Su Hao acı bir şekilde gülümsedi. Tüm olasılıkları düşünüyordu ama bunu düşünmüyordu.
Işık huzmesinin tamamlanmasından sonra, diğer ışık huzmesini püskürtmeye çalışan bu beklenmedik derecede güçlü itme kuvveti ortaya çıktı. Başka bir özdeş ışık huzmesini kopyalamak isterse, bu imkansızdı!
Herkesin sadece bir enerji silahı olmasına şaşmamalı.
“Tamam o zaman…”
Çaresiz hisseden Su Hao sadece pes edebilirdi.
Yoğunlaştırılmış ışık ışını klonlanamadığından, yaratım sürecinde ekstra dikkatli olması gerekiyordu.
“Başla!”
Işık huzmesi havada süzüldü.
Dikkatli bir ifadeyle, Su Hao yapıyı inşa etmeye başladı.

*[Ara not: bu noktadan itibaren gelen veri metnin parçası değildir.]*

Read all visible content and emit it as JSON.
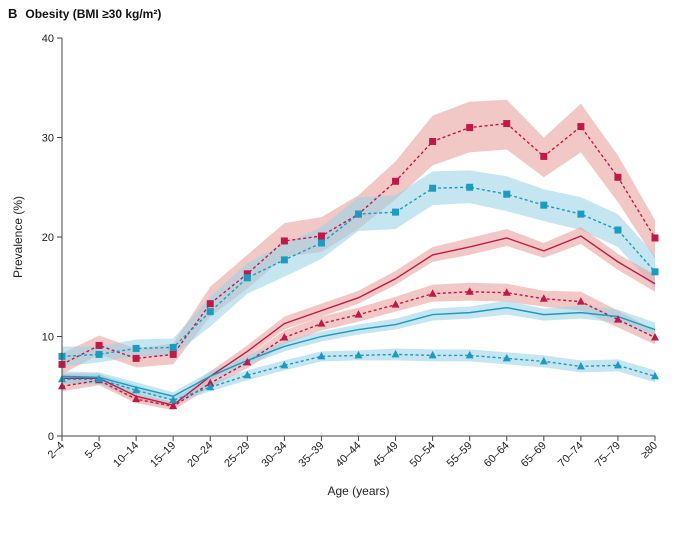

Yapısı… Düğüm… Şube… Künyeler… Hepsi birlikte ışık huzmesi üzerinde yapılıyordu. Belki de diğerleri onları inşa etmek için çok zaman harcardı. Ama Su Hao için bu sadece model dünyasındaki ince ayardı. Olağanüstü bir şey değildi.
“Şua!”
Su Hao’nun aklı parladı.
Videoda gördüğü Xinghe kılıcı gibiydi. Gerçek yapı tamamlandıktan sonra havada süzülüyordu. Tereddüt etmeden, Su Hao yapıyı öndeki ışık huzmesine ince ayar yapmak için bir kılavuz olarak kullandı.
Işık huzmesi sessizce değişmeye başladı.